Once a source was selected, a list of operations can be applied to the input. The list is started through the keyword via, below which a list of operations is defined.

Example:

pipelines:
  copy_pipeline:
    from: some_input_stream
    via:
      - type: peek
        forEach: my_peek_function
      - type: transformKeyValue
        mapper: my_transform_function
    to: some_output_stream

Each operation must have a type field, which indicates the type of operations applied to the input. See Operations for a full list of operations that can be applied.

Sinks

After all transformation operations are applied, a pipeline can define a sink to which all messages are sent. There are four sink types in KSML:

Sink type Description
as Allows the pipeline result to be saved under an internal referenceable name. Pipelines defined after this point may refer to this name in their from statement.
branch This statement allows the pipeline to be split up in several branches. Each branch filters messages with an if statement. Messages will be processed only by the first branch of which the if statement is true.
forEach Sends every message to a function, without expecting any return type. Because there is no return type, the pipeline always stops after this statement.
print Prints out every message according to a given output specification.
to Sends all output messages to a specific target. This target can be a pre-defined stream, table or globalTable, an inline-defined topic, or a special function called a topicNameExtractor.

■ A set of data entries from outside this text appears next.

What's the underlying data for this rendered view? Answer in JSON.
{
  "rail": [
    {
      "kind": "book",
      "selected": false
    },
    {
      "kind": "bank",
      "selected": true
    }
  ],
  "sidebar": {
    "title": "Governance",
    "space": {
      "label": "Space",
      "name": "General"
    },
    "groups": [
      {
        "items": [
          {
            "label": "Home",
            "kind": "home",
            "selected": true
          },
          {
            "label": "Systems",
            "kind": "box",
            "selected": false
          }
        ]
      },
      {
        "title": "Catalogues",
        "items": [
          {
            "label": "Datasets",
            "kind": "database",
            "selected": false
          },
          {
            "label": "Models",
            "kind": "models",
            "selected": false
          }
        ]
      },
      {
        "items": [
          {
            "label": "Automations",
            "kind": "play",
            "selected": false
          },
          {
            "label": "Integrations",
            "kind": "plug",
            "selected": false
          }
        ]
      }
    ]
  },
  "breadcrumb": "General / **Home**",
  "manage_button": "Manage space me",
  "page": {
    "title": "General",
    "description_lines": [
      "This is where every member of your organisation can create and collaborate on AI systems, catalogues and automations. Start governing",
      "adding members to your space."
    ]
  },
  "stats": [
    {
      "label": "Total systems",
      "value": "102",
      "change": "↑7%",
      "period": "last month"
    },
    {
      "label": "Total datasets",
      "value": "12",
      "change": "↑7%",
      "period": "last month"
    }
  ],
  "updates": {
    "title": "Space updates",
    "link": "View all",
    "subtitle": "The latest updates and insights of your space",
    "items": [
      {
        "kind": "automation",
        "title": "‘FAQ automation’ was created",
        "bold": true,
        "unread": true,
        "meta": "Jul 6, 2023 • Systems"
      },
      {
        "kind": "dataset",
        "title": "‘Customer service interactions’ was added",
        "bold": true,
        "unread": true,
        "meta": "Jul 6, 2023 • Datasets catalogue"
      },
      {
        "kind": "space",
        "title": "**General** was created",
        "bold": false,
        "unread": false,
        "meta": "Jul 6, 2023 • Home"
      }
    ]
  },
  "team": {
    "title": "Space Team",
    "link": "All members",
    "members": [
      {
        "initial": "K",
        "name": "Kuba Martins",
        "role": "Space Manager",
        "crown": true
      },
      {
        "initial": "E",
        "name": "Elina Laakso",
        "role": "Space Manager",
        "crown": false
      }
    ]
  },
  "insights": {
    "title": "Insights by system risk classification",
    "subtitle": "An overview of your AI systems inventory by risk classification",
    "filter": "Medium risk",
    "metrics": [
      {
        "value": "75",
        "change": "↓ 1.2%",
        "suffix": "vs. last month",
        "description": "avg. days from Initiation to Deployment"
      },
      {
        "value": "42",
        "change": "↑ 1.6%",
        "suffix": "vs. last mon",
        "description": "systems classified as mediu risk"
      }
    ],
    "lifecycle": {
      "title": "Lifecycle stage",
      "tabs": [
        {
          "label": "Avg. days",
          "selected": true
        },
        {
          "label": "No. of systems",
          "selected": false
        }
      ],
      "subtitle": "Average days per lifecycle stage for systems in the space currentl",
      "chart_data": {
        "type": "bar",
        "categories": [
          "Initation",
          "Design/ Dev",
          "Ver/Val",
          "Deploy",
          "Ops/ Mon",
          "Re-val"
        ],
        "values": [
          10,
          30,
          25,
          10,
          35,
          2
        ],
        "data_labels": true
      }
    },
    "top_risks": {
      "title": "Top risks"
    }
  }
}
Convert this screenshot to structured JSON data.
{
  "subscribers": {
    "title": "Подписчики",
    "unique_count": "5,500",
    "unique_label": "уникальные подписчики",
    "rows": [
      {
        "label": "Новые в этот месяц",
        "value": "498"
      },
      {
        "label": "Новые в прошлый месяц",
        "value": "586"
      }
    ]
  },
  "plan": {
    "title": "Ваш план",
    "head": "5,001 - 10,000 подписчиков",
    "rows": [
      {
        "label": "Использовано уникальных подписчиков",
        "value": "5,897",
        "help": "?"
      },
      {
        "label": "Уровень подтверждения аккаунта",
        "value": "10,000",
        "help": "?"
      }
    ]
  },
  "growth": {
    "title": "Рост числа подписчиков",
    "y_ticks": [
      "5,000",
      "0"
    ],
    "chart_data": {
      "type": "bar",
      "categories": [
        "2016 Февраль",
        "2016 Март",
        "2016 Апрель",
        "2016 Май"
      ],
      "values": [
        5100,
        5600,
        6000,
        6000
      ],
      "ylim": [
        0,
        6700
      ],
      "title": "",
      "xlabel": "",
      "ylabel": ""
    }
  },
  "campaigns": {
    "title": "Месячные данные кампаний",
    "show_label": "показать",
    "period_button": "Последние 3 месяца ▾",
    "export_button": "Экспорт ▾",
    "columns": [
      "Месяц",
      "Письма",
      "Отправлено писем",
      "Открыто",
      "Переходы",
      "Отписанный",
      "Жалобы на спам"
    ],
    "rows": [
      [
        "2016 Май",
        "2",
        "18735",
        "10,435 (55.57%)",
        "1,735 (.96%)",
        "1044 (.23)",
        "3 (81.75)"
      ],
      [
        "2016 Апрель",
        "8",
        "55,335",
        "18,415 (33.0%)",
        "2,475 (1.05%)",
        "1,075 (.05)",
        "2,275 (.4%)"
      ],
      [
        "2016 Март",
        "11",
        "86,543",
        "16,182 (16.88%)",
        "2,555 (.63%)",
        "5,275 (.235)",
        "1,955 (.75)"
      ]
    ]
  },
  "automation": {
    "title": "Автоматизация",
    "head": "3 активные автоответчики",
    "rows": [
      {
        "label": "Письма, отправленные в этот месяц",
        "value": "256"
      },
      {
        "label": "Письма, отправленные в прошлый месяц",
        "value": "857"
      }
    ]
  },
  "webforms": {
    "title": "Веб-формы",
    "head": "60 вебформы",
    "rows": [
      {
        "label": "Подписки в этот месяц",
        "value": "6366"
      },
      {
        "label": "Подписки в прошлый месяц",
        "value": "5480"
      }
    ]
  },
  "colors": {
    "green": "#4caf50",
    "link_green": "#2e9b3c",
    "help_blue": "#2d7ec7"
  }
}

For more information, see the respective documentation on pipeline definitions.

Duration

Some pipeline operations require specifying durations. Durations can be expressed as strings with the following syntax:

###x

where # is a positive number between 0 and 999999 and x is an optional letter from the following table:

Letter Description
none Duration in milliseconds
s Duration in seconds
m Duration in minutes
h Duration in hours
d Duration in days
w Duration in weeks

Examples:

100 ==> hundred milliseconds
30s ==> thirty seconds
8h ==> eight hours
2w ==> two weeks

Note that durations are not a data type that can used as key or value on a Kafka topic.